Skenario pengembangan saat ini melihat emisi menuju tahun 2050 terus meningkat karena terus berkembangnya deforestasi di lahan gambut dan peningkatan terkait emisi dari dekomposisi gambut dan kebakaran gambut. Emisi dari kebakaran gambut sangat bervariasi dan skenario dasar menetapkan peningkatan rata-rata dari emisi tersebut. Ada banyak perkiraan yang berbeda untuk dasar Indonesia dan semuanya memiliki ketidakpastian yang signifikan,
Skenario dasar berdasarkan mengasumsikan emisi konstan dari deforestasi dan degradasi hutan seperti yang dilaporkan dalam Indonesian Forest Reference Emission Levels Report (FREL). Meskipun skenario dasar termasuk deforestasi dari ekspansi kelapa sawit, tergantung pada laju ekspansi dan pada jenis tanah, skenario dasar akan mewakili perkiraan yang konservatif dari emisi di masa depan, dan mungkin merupakan perkiraan yang terlalu rendah. Namun, jika peningkatan produktivitas perkebunan yang ada dapat dicapai, daripada ekspansi area produksi, maka ini bisa menjadi perkiraan yang terlalu tinggi dari emisi.
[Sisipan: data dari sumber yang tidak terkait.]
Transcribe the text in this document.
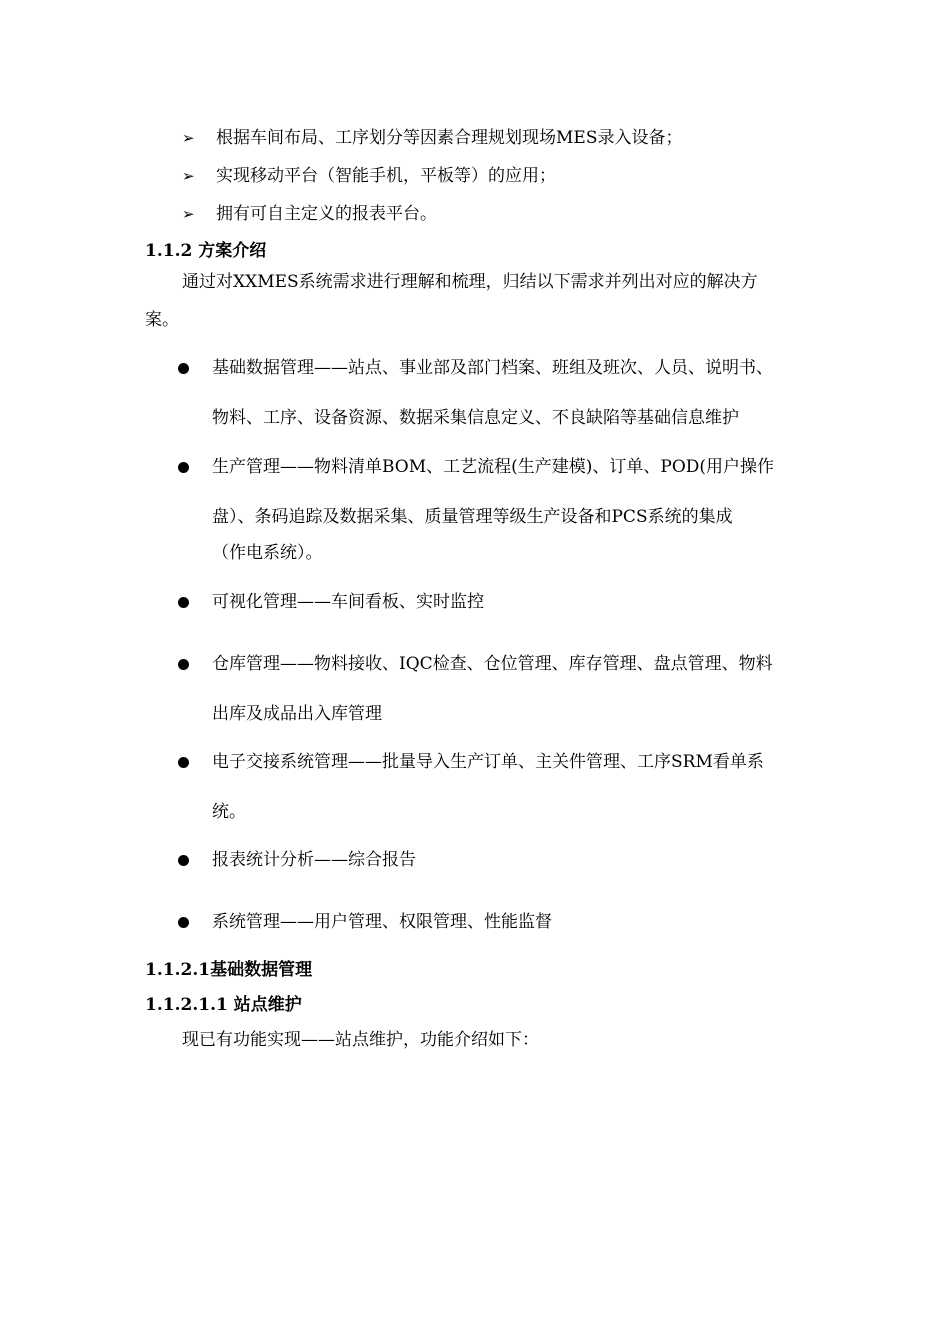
➢ 根据车间布局、工序划分等因素合理规划现场MES录入设备；
➢ 实现移动平台（智能手机，平板等）的应用；
➢ 拥有可自主定义的报表平台。
1.1.2 方案介绍
通过对XXMES系统需求进行理解和梳理，归结以下需求并列出对应的解决方
案。
基础数据管理——站点、事业部及部门档案、班组及班次、人员、说明书、
物料、工序、设备资源、数据采集信息定义、不良缺陷等基础信息维护
生产管理——物料清单BOM、工艺流程(生产建模)、订单、POD(用户操作
盘）、条码追踪及数据采集、质量管理等级生产设备和PCS系统的集成
（作电系统）。
可视化管理——车间看板、实时监控
仓库管理——物料接收、IQC检查、仓位管理、库存管理、盘点管理、物料
出库及成品出入库管理
电子交接系统管理——批量导入生产订单、主关件管理、工序SRM看单系
统。
报表统计分析——综合报告
系统管理——用户管理、权限管理、性能监督
1.1.2.1基础数据管理
1.1.2.1.1 站点维护
现已有功能实现——站点维护，功能介绍如下：
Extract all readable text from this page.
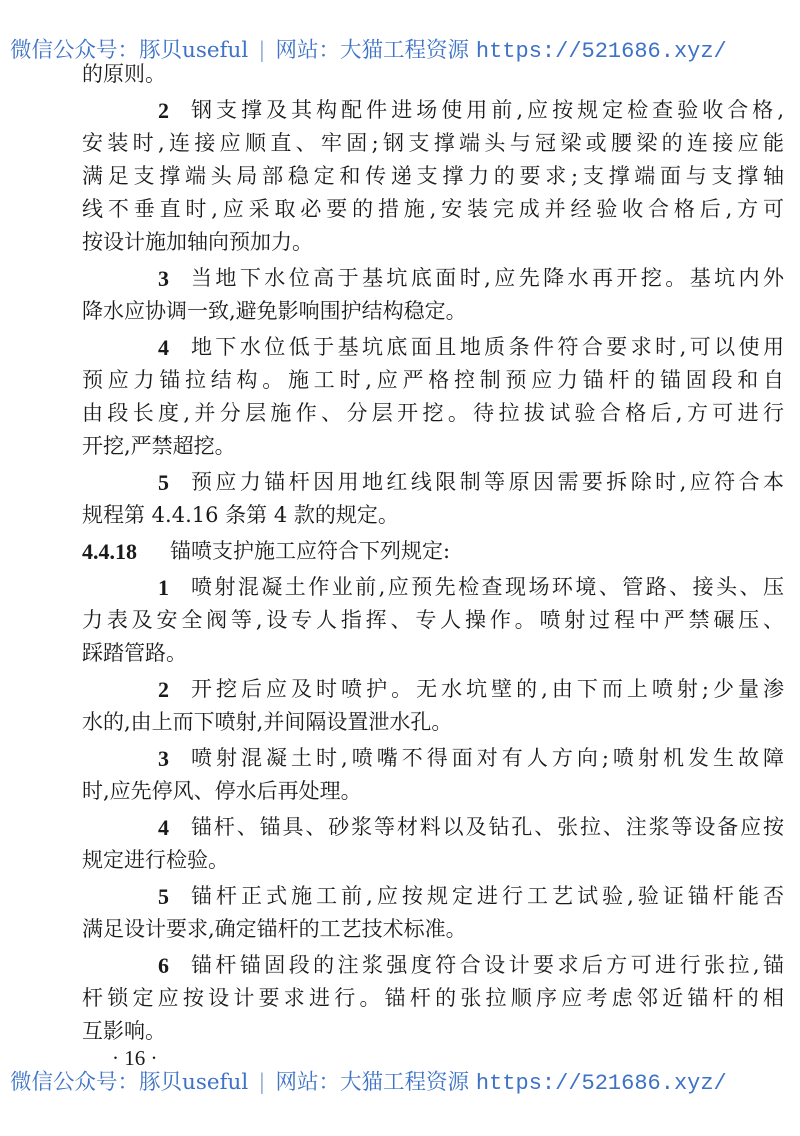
微信公众号：豚贝useful | 网站：大猫工程资源 https://521686.xyz/
的原则。
2	钢支撑及其构配件进场使用前,应按规定检查验收合格,
安装时,连接应顺直、牢固;钢支撑端头与冠梁或腰梁的连接应能
满足支撑端头局部稳定和传递支撑力的要求;支撑端面与支撑轴
线不垂直时,应采取必要的措施,安装完成并经验收合格后,方可
按设计施加轴向预加力。
3	当地下水位高于基坑底面时,应先降水再开挖。基坑内外
降水应协调一致,避免影响围护结构稳定。
4	地下水位低于基坑底面且地质条件符合要求时,可以使用
预应力锚拉结构。施工时,应严格控制预应力锚杆的锚固段和自
由段长度,并分层施作、分层开挖。待拉拔试验合格后,方可进行
开挖,严禁超挖。
5	预应力锚杆因用地红线限制等原因需要拆除时,应符合本
规程第 4.4.16 条第 4 款的规定。
4.4.18	锚喷支护施工应符合下列规定:
1	喷射混凝土作业前,应预先检查现场环境、管路、接头、压
力表及安全阀等,设专人指挥、专人操作。喷射过程中严禁碾压、
踩踏管路。
2	开挖后应及时喷护。无水坑壁的,由下而上喷射;少量渗
水的,由上而下喷射,并间隔设置泄水孔。
3	喷射混凝土时,喷嘴不得面对有人方向;喷射机发生故障
时,应先停风、停水后再处理。
4	锚杆、锚具、砂浆等材料以及钻孔、张拉、注浆等设备应按
规定进行检验。
5	锚杆正式施工前,应按规定进行工艺试验,验证锚杆能否
满足设计要求,确定锚杆的工艺技术标准。
6	锚杆锚固段的注浆强度符合设计要求后方可进行张拉,锚
杆锁定应按设计要求进行。锚杆的张拉顺序应考虑邻近锚杆的相
互影响。
· 16 ·
微信公众号：豚贝useful | 网站：大猫工程资源 https://521686.xyz/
Emisi dari dekomposisi gambut juga didasarkan pada pengajuan FREL dan menunjukkan peningkatan yang lambat namun stabil.
Semua jalur di bawah aksi iklim yang dipercepat di sektor kehutanan Indonesia mengarah pada emisi yang jauh lebih rendah dibandingkan dengan skenario pengembangan saat ini pada tahun 2050. Jalur-jalur ini bervariasi dalam tingkat emisi yang dicapai pada tahun 2050 dan jalur-jalur yang berbeda, dengan beberapa jalur dapat mengubah sektor menjadi net sink dari emisi CO2.
Jalur yang sesuai dengan Perjanjian Paris 1,5°C melihat penurunan yang tajam dan mencapai tingkat net-zero tepat sebelum tahun 2030. Ini terutama disebabkan oleh deforestasi yang berkurang sekitar 74% dibandingkan dengan tingkat tahun 2010, yang segera menunjukkan hasil dalam pengurangan emisi deforestasi, serta penghentian total emisi dari kebakaran gambut dan degradasi gambut yang saat ini merupakan saham terbesar dari emisi LULUCF.